Herrscher
prüft uns«, erwiderte Dar. »Entziehen wir uns ihren Prüfungen, tun wir es auf eigene Gefahr.«
»Ich habe die Absicht, mich der Gefahr zu stellen«, sagte Muth-yat. »Und sie zu beseitigen.«
»Bezweifelst du, dass ich mich zum Herrschen eigne?«
Muth-yat lächelte. »Ich bin nur eine von sieben.«
Ein unangenehmes Schweigen breitete sich aus. Dann ergriff Dar erneut das Wort. »Hast du Zeta-yat je verziehen, dass sie Königin geworden ist?« Muth-yat erbleichte, und
Dar lächelte. »Ich habe das Fathma, also habe ich auch die Erinnerungen deiner Schwester. Du warst außer dir, als man sie für würdig hielt, etwas zu werden, das man dir verwehrte. Sie hat dich unterstützt, damit du Matriarchin deiner Sippe werden konntest, denn sie hat gehofft, deine Liebe so zurückzugewinnen. Aber sie hat nie erfahren, ob es ihr gelungen ist.«
Muth-yat schaute weg.
»Du kannst dich ruhig dazu äußern«, sagte Dar. Dass sie einen wunden Punkt getroffen hatte, machte sie zufrieden. »Die nächste Königin hat auch meine Erinnerungen, und Schweigen ist eine beredte Antwort.«
»Zetas Geist hat nichts in dir verloren!«, sagte Muth-yat.

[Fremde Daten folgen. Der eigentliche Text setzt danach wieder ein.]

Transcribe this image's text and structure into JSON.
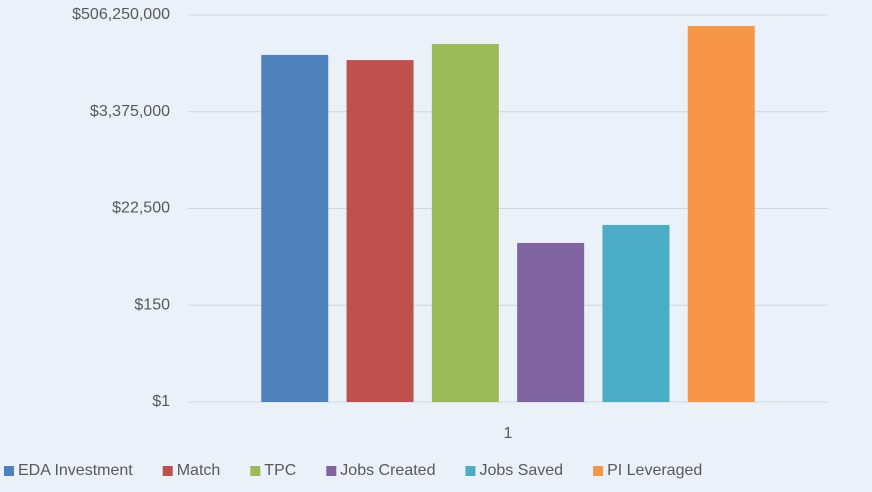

»Glaubst du, dir wäre mit ihren Erinnerungen behaglich zumute?«, konterte Dar. »Oder mit meinen? Die Krone ist eine Last. Ich weiß es nur zu gut. Du solltest genau wissen, worauf du erpicht bist.«
»Du bist schrecklich unhöflich!«, sagte Muth-yat.
»In einer Familie zankt man sich gelegentlich, Tante«, sagte Dar. »Und doch habe ich Hoffnung, dass sich noch alles zum Guten wendet. Ich wurde auf diesem Familiensitz wiedergeboren. Ich liebe ihn über alles. Man sollte der Liebe vertrauen, nicht der Furcht.«
Muth-yat weigerte sich, Dars Blick zu erwidern. »Ich kann nur das tun«, sagte sie, »von dem ich glaube, dass es das Beste ist.«
27
AM MORGEN der Zusammenkunft des Rates der Matriarchinnen nahm Dar ein Bad, denn sie hoffte, den Geruch der Furcht von sich abwaschen zu können. Nir-yat flocht ihr Haar und bemalte ihre Nägel mit Talmauki. Als Dars Vorbereitungen beendet waren, ging sie in die Große Kammer, nahm Platz und schickte Zna-yat los, um die Matriarchinnen zu informieren, dass Muth Mauk an sie dachte.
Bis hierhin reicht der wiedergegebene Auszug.